Fintech : Arkéa se désengage toujours plus de ses pépites (Younited, Leetchi...)

Après Younited et Budget Insight, c’est au tour de Leetchi et Mangopay d’être rachetés par des fonds d’investissement, reléguant Arkéa à un rôle d’actionnaire minoritaire. Un désengagement qui marque la fin d’une époque pour la banque alors que les fintechs qu’elle a su développer affichent des ambitions européennes, avec des besoins de financement de plus en plus élevés, mais aussi sur des bases de valorisation de plus en plus élevées.
Sophie Coulon-Renouvel, directrice de la croissance externe et des partenariats stratégiques chez Arkéa est déjà la recherche de nouvelles pépites.
Sophie Coulon-Renouvel, directrice de la croissance externe et des partenariats stratégiques chez Arkéa est déjà la recherche de nouvelles pépites. (Crédits : DR)

C'était un premier signe. Crédit mutuel Arkéa n'avait pas participé, l'été dernier, à la nouvelle levée de fonds, d'un montant de 170 millions de dollars, de la fintech Younited. Et ce pour la première fois depuis son entrée au capital, en 2012, de cette star montante du crédit à la consommation instantané, aux ambitions désormais européennes. Et, coup sur coup, depuis le début du mois d'avril, Arkéa vient de céder le contrôle de ses principales pépites dans la fintech, à l'occasion de nouveaux tours de table.

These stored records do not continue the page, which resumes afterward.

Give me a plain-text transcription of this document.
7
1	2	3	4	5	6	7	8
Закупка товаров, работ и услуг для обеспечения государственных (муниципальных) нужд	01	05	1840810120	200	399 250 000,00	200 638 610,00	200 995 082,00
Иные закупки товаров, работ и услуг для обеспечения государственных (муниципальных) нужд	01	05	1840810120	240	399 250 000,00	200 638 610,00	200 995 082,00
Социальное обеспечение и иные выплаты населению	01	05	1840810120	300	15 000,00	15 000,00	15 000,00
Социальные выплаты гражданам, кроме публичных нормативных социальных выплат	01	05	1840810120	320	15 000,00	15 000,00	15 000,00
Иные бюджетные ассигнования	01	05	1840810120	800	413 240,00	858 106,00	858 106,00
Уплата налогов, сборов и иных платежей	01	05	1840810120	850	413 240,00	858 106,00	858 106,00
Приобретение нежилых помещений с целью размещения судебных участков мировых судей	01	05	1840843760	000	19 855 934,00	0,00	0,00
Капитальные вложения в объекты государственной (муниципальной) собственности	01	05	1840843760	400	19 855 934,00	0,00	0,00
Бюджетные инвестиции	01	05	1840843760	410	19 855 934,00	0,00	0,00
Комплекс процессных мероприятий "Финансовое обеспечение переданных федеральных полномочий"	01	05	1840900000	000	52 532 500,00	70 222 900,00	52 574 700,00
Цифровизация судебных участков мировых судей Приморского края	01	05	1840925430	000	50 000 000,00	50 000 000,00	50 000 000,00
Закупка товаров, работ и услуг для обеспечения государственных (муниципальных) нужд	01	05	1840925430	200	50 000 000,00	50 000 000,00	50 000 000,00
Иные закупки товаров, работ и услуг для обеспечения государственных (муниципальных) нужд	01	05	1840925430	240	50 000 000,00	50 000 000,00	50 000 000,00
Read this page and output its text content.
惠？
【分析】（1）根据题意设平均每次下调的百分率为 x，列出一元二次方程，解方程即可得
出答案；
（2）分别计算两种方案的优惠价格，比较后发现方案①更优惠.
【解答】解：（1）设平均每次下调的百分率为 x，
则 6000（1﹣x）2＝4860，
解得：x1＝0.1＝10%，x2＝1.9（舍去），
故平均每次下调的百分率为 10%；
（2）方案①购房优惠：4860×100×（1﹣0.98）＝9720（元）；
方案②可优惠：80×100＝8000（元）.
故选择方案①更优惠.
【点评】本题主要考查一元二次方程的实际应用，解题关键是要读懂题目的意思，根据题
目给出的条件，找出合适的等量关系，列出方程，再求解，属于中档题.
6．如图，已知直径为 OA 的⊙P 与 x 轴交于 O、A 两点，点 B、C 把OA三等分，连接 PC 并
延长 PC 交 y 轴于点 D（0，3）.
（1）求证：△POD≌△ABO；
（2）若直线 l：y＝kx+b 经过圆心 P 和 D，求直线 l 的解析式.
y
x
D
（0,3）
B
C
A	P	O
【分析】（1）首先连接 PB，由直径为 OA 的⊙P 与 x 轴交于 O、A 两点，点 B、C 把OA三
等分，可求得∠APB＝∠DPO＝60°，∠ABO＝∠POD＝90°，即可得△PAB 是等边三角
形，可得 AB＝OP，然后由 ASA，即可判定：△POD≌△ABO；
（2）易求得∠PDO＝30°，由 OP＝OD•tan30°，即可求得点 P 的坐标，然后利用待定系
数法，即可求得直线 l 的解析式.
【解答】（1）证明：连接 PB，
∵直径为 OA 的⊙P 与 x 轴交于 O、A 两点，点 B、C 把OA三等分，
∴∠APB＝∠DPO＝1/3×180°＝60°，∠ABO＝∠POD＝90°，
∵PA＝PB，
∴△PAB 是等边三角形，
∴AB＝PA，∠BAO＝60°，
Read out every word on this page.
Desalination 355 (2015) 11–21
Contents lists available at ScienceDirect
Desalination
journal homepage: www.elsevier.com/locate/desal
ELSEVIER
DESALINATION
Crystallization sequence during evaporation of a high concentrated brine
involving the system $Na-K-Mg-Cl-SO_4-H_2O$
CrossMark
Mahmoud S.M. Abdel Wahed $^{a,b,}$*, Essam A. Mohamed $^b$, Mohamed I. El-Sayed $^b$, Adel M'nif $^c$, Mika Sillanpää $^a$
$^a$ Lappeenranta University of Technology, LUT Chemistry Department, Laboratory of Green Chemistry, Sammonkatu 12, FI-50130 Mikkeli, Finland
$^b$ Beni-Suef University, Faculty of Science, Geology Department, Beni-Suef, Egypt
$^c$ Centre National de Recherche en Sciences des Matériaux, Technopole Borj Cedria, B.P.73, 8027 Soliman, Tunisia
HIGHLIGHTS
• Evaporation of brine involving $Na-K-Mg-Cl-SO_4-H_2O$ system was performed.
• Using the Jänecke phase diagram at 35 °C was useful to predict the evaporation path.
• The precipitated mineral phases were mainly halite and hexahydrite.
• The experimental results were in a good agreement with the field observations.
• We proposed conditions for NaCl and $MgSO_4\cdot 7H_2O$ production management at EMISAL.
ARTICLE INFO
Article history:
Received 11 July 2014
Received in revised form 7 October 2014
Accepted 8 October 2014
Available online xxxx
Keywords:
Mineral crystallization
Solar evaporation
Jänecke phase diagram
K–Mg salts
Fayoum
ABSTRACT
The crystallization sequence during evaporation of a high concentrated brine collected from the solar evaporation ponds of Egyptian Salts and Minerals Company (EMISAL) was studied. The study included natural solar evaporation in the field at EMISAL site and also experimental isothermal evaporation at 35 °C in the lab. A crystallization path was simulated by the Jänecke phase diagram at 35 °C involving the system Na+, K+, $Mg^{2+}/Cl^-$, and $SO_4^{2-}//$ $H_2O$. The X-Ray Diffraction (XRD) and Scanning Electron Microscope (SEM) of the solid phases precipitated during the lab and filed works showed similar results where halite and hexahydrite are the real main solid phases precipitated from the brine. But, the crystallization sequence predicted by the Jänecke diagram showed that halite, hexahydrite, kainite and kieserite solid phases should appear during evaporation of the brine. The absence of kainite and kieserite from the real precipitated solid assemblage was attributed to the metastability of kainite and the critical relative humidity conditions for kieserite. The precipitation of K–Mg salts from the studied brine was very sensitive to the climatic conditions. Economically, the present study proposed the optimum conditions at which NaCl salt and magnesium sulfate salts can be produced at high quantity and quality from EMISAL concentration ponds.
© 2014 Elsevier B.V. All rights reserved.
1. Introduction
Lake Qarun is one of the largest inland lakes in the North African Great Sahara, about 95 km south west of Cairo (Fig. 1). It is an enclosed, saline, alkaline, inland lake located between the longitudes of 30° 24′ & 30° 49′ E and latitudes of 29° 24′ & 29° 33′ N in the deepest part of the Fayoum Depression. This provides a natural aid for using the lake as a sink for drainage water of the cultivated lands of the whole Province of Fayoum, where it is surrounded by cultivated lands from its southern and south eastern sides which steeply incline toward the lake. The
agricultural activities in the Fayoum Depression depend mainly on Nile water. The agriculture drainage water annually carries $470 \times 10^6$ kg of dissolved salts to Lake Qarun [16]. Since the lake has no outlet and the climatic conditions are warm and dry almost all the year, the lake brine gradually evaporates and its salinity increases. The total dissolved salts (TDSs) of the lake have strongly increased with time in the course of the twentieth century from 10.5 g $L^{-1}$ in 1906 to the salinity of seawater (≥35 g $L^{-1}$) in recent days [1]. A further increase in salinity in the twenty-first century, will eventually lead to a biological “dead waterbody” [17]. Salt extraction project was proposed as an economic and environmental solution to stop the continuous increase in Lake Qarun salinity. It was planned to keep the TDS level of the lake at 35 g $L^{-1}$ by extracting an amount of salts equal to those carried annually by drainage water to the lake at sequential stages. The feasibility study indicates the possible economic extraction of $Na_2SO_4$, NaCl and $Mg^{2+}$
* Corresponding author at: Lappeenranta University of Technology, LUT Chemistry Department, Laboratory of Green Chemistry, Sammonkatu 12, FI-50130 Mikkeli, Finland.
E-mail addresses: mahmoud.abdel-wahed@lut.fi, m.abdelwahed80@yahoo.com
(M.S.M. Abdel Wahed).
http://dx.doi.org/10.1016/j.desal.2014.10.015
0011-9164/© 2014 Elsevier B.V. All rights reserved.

 Il s'agit tout d'abord de Budget Insight, leader français de l'agrégation de données bancaires qui vient de lever 31 millions d'euros auprès du fonds américain PSG Equity, reléguant Arkéa au rang d'actionnaire minoritaire. C'était pourtant l'une de ses plus récentes acquisitions, en 2019. Même scénario, une semaine plus tard, avec la cession au fonds américain Advent de Leetchi, très populaire pour sa cagnotte, mais dont l'essentiel de sa valeur est concentré sur sa filiale Mangopay, qui a su se faire une place en or en tant de fournisseur de solutions de paiement pour les marketplaces, le segment le plus porteur de l'e-commerce.

Financeur de la Fintech

Est-ce la fin d'une époque ? Arkéa a su se faire une solide réputation dans les années 2010 de banque d'entrepreneurs, financeur de la fintech. Sur la période 2012-2017, la banque mutualiste concentrait à elle seule 30% des investissements dans la fintech française. Et son portefeuille était constitué des plus belles réussites, comme Younited, Leetchi et Mangopay, Linxo, Grisbee, Yomoni ou bien Pumpkin. Jusqu'à 15% de ses fonds propres étaient alors mobilisés pour le capital-investissement, une situation totalement atypique dans le paysage bancaire en France où ce ratio ne dépasse guère 5%.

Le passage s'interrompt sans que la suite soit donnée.